Within the main training loop, we first check to see if we have reached the end of the document, or are just beginning the document. If so, we reset the hidden layer, and start at the beginning of the document again. Then we draw from the document what will be our input and target characters. The first character in input should be followed by the first character in target in the document. So if it is the word "cat, " input 1 would be c, and target 1 would be a. We then send these through our network, along with our starting hidden layer state. The network will return the final hidden state, which we will save to use for the next iteration of training. It will also give us a loss value, which we can display periodically to ensure the model is indeed improving. Every 500 iterations, we can check the loss, and sample some output from the network to see how well it is doing.


In [ ]:
while numberOfIterations < totalIterations:
    if positionInText+seq_length+1 >= len(text) or numberOfIterations == 0: 
        hStart_val = np.zeros([1,hidden_size])

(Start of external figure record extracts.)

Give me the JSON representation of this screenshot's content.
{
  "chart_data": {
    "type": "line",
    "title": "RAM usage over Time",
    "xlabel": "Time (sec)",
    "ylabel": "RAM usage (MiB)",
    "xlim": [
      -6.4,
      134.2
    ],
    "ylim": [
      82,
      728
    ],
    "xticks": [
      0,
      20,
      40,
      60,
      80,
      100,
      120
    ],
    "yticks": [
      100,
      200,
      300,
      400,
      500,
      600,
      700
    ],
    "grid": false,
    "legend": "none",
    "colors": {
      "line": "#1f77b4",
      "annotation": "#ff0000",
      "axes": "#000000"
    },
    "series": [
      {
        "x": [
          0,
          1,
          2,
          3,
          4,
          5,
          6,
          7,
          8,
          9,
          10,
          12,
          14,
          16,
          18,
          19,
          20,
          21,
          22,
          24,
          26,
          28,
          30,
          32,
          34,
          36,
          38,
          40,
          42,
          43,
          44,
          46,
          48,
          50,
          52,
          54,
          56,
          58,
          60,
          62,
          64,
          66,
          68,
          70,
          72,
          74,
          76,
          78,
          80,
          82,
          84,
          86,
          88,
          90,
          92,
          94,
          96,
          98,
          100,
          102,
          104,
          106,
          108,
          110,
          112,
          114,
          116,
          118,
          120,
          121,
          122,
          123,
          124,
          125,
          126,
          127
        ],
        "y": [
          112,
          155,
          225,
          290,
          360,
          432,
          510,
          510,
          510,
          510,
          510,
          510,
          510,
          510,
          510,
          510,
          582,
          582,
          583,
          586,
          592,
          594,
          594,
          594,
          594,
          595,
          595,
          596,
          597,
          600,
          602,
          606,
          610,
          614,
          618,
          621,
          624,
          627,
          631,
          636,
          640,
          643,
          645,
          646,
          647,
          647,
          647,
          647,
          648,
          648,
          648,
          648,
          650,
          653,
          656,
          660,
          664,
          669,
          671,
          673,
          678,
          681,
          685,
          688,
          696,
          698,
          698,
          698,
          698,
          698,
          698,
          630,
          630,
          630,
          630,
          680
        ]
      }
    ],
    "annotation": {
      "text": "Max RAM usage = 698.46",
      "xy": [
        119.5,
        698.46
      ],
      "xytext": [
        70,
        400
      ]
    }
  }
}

        positionInText = 0
        
    inputs = one_hot([char_to_ix[ch] for ch in text[positionInText:positionInText+seq_length]])

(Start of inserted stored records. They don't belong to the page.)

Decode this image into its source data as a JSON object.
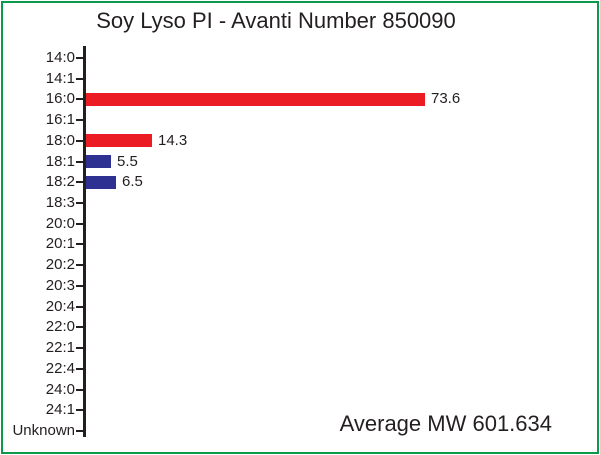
{
  "title": "Soy Lyso PI - Avanti Number 850090",
  "footer": {
    "annotation": "Average MW 601.634"
  },
  "colors": {
    "frame_green": "#0A9A4A",
    "bar_red": "#EC1C24",
    "bar_blue": "#2E3192",
    "axis": "#231F20",
    "text": "#231F20",
    "background": "#FFFFFF"
  },
  "chart_data": {
    "type": "bar",
    "orientation": "horizontal",
    "title": "Soy Lyso PI - Avanti Number 850090",
    "categories": [
      "14:0",
      "14:1",
      "16:0",
      "16:1",
      "18:0",
      "18:1",
      "18:2",
      "18:3",
      "20:0",
      "20:1",
      "20:2",
      "20:3",
      "20:4",
      "22:0",
      "22:1",
      "22:4",
      "24:0",
      "24:1",
      "Unknown"
    ],
    "values": [
      0,
      0,
      73.6,
      0,
      14.3,
      5.5,
      6.5,
      0,
      0,
      0,
      0,
      0,
      0,
      0,
      0,
      0,
      0,
      0,
      0
    ],
    "bars": [
      {
        "category": "16:0",
        "value": 73.6,
        "label": "73.6",
        "color": "#EC1C24"
      },
      {
        "category": "18:0",
        "value": 14.3,
        "label": "14.3",
        "color": "#EC1C24"
      },
      {
        "category": "18:1",
        "value": 5.5,
        "label": "5.5",
        "color": "#2E3192"
      },
      {
        "category": "18:2",
        "value": 6.5,
        "label": "6.5",
        "color": "#2E3192"
      }
    ],
    "annotation": "Average MW 601.634",
    "xlabel": "",
    "ylabel": "",
    "xlim": [
      0,
      110
    ],
    "grid": false,
    "legend": false,
    "data_labels": true
  }
}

    targets = one_hot([char_to_ix[ch] for ch in text[positionInText+1:positionInText+seq_length+1]])
    
    hStart_val, loss_val, _ = sess.run([hLast,loss,updates],feed_dict={x:inputs, y_in:targets,hStart:hStart_val})
    
    if numberOfIterations % 500 == 0:
        print('iter: %d, p: %d, loss: %f' % (numberOfIterations, positionInText, loss_val))
        sampleNetwork()
    
    positionInText += seq_length
    numberOfIterations +=1

Conclusion

And thats it! We now have a working, simple recurrent neural network. Of course, this is just the beginning. You may notice that even with a lot of iterations, the network still isn't doing ideally on the sample outputs. This is because most people actually use more complex recurrent neural networks called LSTMs, which work much better in practice. Hopefully though this walkthrough can give an intuition as to how recurrent network work on a basic level. There is a lot that can be done with recurrent networks that goes beyond text generation, and a network like this is just the beginning.